Plusieurs analystes soulignent que l’élément décisif de l’opération a résidé dans la surprise totale. Les dispositifs de sécurité, convaincus de l’inviolabilité du territoire vénézuélien, n’ont pu offrir aucune résistance organisée. L’absence de tout avertissement, même minime, a privé les gardes de toute possibilité de réaction. Cette méprise stratégique s’expliquerait par une sous-estimation des méthodes de l’administration américaine actuelle, laquelle a privilégié une action directe et secrète, en marge des canaux diplomatiques habituels.

L’efficacité du renseignement américain, fondée sur une surveillance technologique poussée et probablement sur des complicités internes au Venezuela, a contrasté avec l’immobilisme des réseaux cubains.
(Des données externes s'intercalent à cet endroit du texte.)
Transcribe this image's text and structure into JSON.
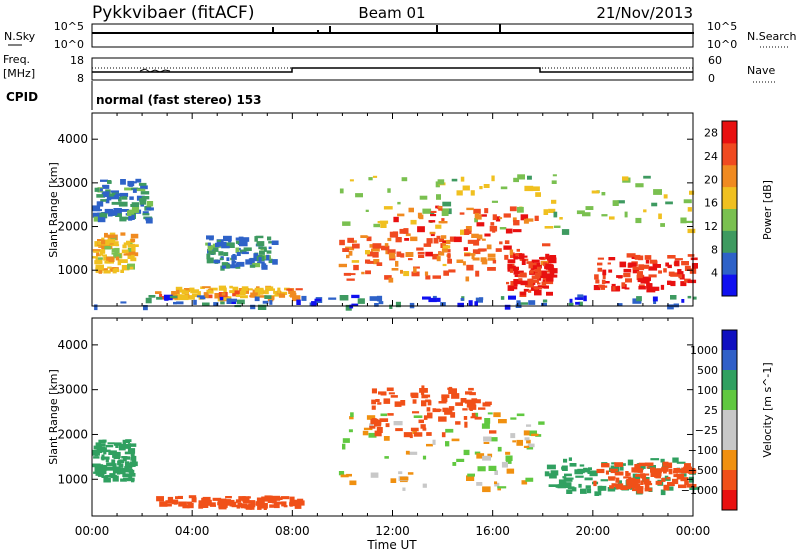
{
  "header": {
    "title": "Pykkvibaer (fitACF)",
    "beam": "Beam 01",
    "date": "21/Nov/2013"
  },
  "noise_panel": {
    "left_label": "N.Sky",
    "right_label": "N.Search",
    "tick_top": "10^5",
    "tick_bottom": "10^0"
  },
  "freq_panel": {
    "left_label_line1": "Freq.",
    "left_label_line2": "[MHz]",
    "right_label": "Nave",
    "left_ticks": [
      "18",
      "8"
    ],
    "right_ticks": [
      "60",
      "0"
    ]
  },
  "cpid": {
    "label": "CPID",
    "value": "normal (fast stereo) 153"
  },
  "colors": {
    "power": [
      "#1010f0",
      "#2e62c8",
      "#3e9a60",
      "#7ac050",
      "#f0c020",
      "#f08a20",
      "#f04a20",
      "#e81010"
    ],
    "velocity": [
      "#e81010",
      "#f05018",
      "#f09010",
      "#c8c8c8",
      "#c8c8c8",
      "#60c840",
      "#30a060",
      "#3060c8",
      "#1010c0"
    ]
  },
  "chart_data": [
    {
      "type": "heatmap",
      "name": "power",
      "xlabel": "Time UT",
      "ylabel": "Slant Range [km]",
      "xlim": [
        0,
        24
      ],
      "ylim": [
        180,
        4600
      ],
      "x_ticks": [
        "00:00",
        "04:00",
        "08:00",
        "12:00",
        "16:00",
        "20:00",
        "00:00"
      ],
      "y_ticks": [
        1000,
        2000,
        3000,
        4000
      ],
      "colorbar": {
        "label": "Power [dB]",
        "ticks": [
          4,
          8,
          12,
          16,
          20,
          24,
          28
        ],
        "range": [
          0,
          30
        ]
      },
      "regions": [
        {
          "t": [
            0.0,
            1.6
          ],
          "r": [
            1000,
            1900
          ],
          "v": 18
        },
        {
          "t": [
            0.0,
            2.2
          ],
          "r": [
            2200,
            3100
          ],
          "v": 8
        },
        {
          "t": [
            2.5,
            8.2
          ],
          "r": [
            400,
            650
          ],
          "v": 20
        },
        {
          "t": [
            4.5,
            7.2
          ],
          "r": [
            1100,
            1800
          ],
          "v": 8
        },
        {
          "t": [
            9.7,
            24.0
          ],
          "r": [
            1900,
            3200
          ],
          "v": 14
        },
        {
          "t": [
            9.8,
            16.0
          ],
          "r": [
            800,
            1900
          ],
          "v": 22
        },
        {
          "t": [
            12.0,
            18.0
          ],
          "r": [
            1200,
            2500
          ],
          "v": 24
        },
        {
          "t": [
            16.5,
            18.3
          ],
          "r": [
            500,
            1400
          ],
          "v": 27
        },
        {
          "t": [
            20.0,
            24.0
          ],
          "r": [
            600,
            1400
          ],
          "v": 27
        },
        {
          "t": [
            0.0,
            24.0
          ],
          "r": [
            200,
            450
          ],
          "v": 6
        }
      ]
    },
    {
      "type": "heatmap",
      "name": "velocity",
      "xlabel": "Time UT",
      "ylabel": "Slant Range [km]",
      "xlim": [
        0,
        24
      ],
      "ylim": [
        180,
        4600
      ],
      "x_ticks": [
        "00:00",
        "04:00",
        "08:00",
        "12:00",
        "16:00",
        "20:00",
        "00:00"
      ],
      "y_ticks": [
        1000,
        2000,
        3000,
        4000
      ],
      "colorbar": {
        "label": "Velocity [m s^-1]",
        "ticks": [
          "1000",
          "500",
          "100",
          "25",
          "−25",
          "−100",
          "−500",
          "−1000"
        ]
      },
      "regions": [
        {
          "t": [
            0.0,
            1.6
          ],
          "r": [
            1000,
            1900
          ],
          "v": 300
        },
        {
          "t": [
            2.5,
            8.2
          ],
          "r": [
            400,
            650
          ],
          "v": -200
        },
        {
          "t": [
            9.7,
            18.0
          ],
          "r": [
            800,
            2500
          ],
          "v": 0
        },
        {
          "t": [
            11.0,
            16.0
          ],
          "r": [
            2000,
            3100
          ],
          "v": -300
        },
        {
          "t": [
            18.0,
            24.0
          ],
          "r": [
            700,
            1500
          ],
          "v": 200
        },
        {
          "t": [
            20.0,
            24.0
          ],
          "r": [
            800,
            1400
          ],
          "v": -400
        }
      ]
    }
  ]
}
Ces derniers, forgés durant des décennies et réputés pour leurs infiltrations à haut niveau, se sont heurtés à un mode de décision imprévisible. L’opération, présentée par Washington comme une action de police relevant de l’exécutif, a contourné les procédures législatives et les normes internationales, créant une situation inédite.

Ce constat d’échec interroge la pérennité des méthodes traditionnelles des services cubains, longtemps considérés comme un rempart infaillible. Leur incapacité à percevoir l’évolution des rapports de force et l’émergence de nouvelles formes d’intervention marque un tournant. L’épisode vénézuélien suggère que leur suprématie régionale, bien établie, pourrait être remise en cause non par une supériorité technologique, mais par l’adoption de logiques opérationnelles radicalement différentes.